Search code examples
rggplot2decision-tree

Number of decimal places on edges of a decision-tree plot with ggparty


I want to plot a decision tree (as estimated by the partykit package) using the powerful ggparty package. Everything is fine except for the number of decimal places of numeric split variables. How can I format the breaks_label in geom_edge_label(), for example, to change > 75.33333 into > 75.3 in the plot below? round() does not work. I might use a workaround via the general options(digits = 3), but I am wondering whether there is a more direct way.

library("ggparty") 
data("WeatherPlay", package = "partykit")

sp_o <- partysplit(1L, index = 1:3)
sp_h <- partysplit(3L, breaks = 75 + 1/3)
sp_w <- partysplit(4L, index = 1:2)
pn <- partynode(1L, split = sp_o, kids = list(
    partynode(2L, split = sp_h, kids = list(
        partynode(3L, info = "yes"),
        partynode(4L, info = "no"))),
    partynode(5L, info = "yes"),
    partynode(6L, split = sp_w, kids = list(
        partynode(7L, info = "yes"),
        partynode(8L, info = "no")))))
py <- party(pn, WeatherPlay)

ggparty(py) +
    geom_edge() +
    # geom_edge_label() +
    geom_edge_label(mapping = aes(label = paste(breaks_label))) +
    geom_node_splitvar() +
    geom_node_info()

Created on 2020-03-05 by the reprex package (v0.3.0)


Solution

  • Thanks for using ggparty!

    So I think, this is something for which there's really no straight-forward solution with the current version. But I'll make sure to implement it in the future!
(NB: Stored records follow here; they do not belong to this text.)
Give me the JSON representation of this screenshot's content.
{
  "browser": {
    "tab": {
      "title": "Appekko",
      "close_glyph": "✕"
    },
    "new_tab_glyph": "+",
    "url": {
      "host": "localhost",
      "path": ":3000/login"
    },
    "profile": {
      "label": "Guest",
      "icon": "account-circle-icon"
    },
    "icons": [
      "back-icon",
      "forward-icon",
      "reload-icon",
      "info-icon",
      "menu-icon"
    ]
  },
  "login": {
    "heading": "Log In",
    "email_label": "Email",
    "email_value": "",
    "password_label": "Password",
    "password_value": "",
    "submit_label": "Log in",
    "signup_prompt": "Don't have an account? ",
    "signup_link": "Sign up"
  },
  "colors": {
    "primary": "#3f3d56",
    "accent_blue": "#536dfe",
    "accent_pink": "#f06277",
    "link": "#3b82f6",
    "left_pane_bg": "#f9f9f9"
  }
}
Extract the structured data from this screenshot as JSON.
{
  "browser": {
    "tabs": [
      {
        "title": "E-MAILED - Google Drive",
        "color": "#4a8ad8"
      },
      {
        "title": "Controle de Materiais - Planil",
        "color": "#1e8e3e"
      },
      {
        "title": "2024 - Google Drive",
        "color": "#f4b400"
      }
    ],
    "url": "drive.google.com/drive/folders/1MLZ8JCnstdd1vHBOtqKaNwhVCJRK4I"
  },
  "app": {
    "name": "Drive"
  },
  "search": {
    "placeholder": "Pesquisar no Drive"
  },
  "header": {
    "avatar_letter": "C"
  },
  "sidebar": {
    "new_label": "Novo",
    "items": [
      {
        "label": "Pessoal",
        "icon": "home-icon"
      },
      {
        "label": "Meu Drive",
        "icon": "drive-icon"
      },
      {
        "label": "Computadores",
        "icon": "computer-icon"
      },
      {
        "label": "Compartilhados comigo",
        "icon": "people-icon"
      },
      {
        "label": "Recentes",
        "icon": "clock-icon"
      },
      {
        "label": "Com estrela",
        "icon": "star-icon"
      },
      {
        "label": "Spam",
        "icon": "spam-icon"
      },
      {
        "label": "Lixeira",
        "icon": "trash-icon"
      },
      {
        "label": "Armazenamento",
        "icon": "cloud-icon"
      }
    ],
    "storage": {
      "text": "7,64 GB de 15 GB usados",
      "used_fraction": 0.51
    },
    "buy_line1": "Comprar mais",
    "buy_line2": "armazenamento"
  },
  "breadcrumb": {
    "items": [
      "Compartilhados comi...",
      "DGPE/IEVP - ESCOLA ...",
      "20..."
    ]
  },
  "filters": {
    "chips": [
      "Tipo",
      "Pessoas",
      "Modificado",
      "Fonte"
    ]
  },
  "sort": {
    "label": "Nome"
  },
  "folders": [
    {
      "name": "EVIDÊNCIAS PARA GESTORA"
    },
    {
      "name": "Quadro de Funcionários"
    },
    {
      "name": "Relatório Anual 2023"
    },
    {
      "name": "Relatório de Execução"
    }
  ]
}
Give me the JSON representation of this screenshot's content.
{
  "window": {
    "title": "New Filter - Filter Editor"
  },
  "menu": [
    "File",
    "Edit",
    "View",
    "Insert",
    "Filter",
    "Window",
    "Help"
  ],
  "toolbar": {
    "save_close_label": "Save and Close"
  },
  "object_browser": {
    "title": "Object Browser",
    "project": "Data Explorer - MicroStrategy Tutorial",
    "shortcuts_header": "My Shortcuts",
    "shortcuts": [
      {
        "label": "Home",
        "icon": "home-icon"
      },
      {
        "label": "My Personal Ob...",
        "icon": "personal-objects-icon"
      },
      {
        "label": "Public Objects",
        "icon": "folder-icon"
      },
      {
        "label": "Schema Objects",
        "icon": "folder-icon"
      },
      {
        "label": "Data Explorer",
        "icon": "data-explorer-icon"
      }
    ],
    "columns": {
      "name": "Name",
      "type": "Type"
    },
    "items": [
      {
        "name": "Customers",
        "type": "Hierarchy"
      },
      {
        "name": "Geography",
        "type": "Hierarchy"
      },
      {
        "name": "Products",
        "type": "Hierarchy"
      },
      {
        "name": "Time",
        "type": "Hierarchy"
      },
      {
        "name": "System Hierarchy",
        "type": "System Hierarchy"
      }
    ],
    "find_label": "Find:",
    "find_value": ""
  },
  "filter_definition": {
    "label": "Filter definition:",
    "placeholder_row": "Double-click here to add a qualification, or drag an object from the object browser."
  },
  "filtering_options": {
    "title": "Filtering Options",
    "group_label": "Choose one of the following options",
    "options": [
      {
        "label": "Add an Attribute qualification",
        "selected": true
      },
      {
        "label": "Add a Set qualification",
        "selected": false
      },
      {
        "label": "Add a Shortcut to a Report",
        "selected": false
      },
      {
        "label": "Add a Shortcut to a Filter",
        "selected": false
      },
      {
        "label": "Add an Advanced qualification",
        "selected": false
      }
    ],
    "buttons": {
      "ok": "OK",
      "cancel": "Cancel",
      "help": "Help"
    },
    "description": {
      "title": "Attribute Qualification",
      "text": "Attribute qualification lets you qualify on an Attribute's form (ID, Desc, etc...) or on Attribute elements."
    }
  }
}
    Generally, through using the geoms only on subsets of the nodes, one can usually work around quite a lot of stuff. As you have already noticed, the breaks_label are not stored as numeric but as character with some parsable text for the inequality signs infront of them. Therefore you'll have to use something like substr().

    ggparty(py) +
      geom_edge() +
      geom_edge_label(id = -c(3, 4)) +
        geom_edge_label(mapping = aes(label = paste(substr(breaks_label, start = 1, stop = 15))),
                        id = c(3, 4)) +
      geom_node_splitvar() +
      geom_node_info() 
    

    I also modified one of the internal functions to include the rounding feature, so you can get it from github and use it. But I haven't really tested it, so use at your own risk ;)

    library(devtools)
    source_url("https://raw.githubusercontent.com/martin-borkovec/ggparty/martin/R/add_splitvar_breaks_index_new.R")
    
    rounded_labels <- add_splitvar_breaks_index_new(party_object = py,
                                                    plot_data = ggparty:::get_plot_data(py), 
                                                    round_digits = 2)
    
    ggparty(py) +
      geom_edge() +
      geom_edge_label(mapping = aes(label = unlist(rounded_labels)),
                      data = rounded_labels) +
      geom_node_splitvar() +
      geom_node_info()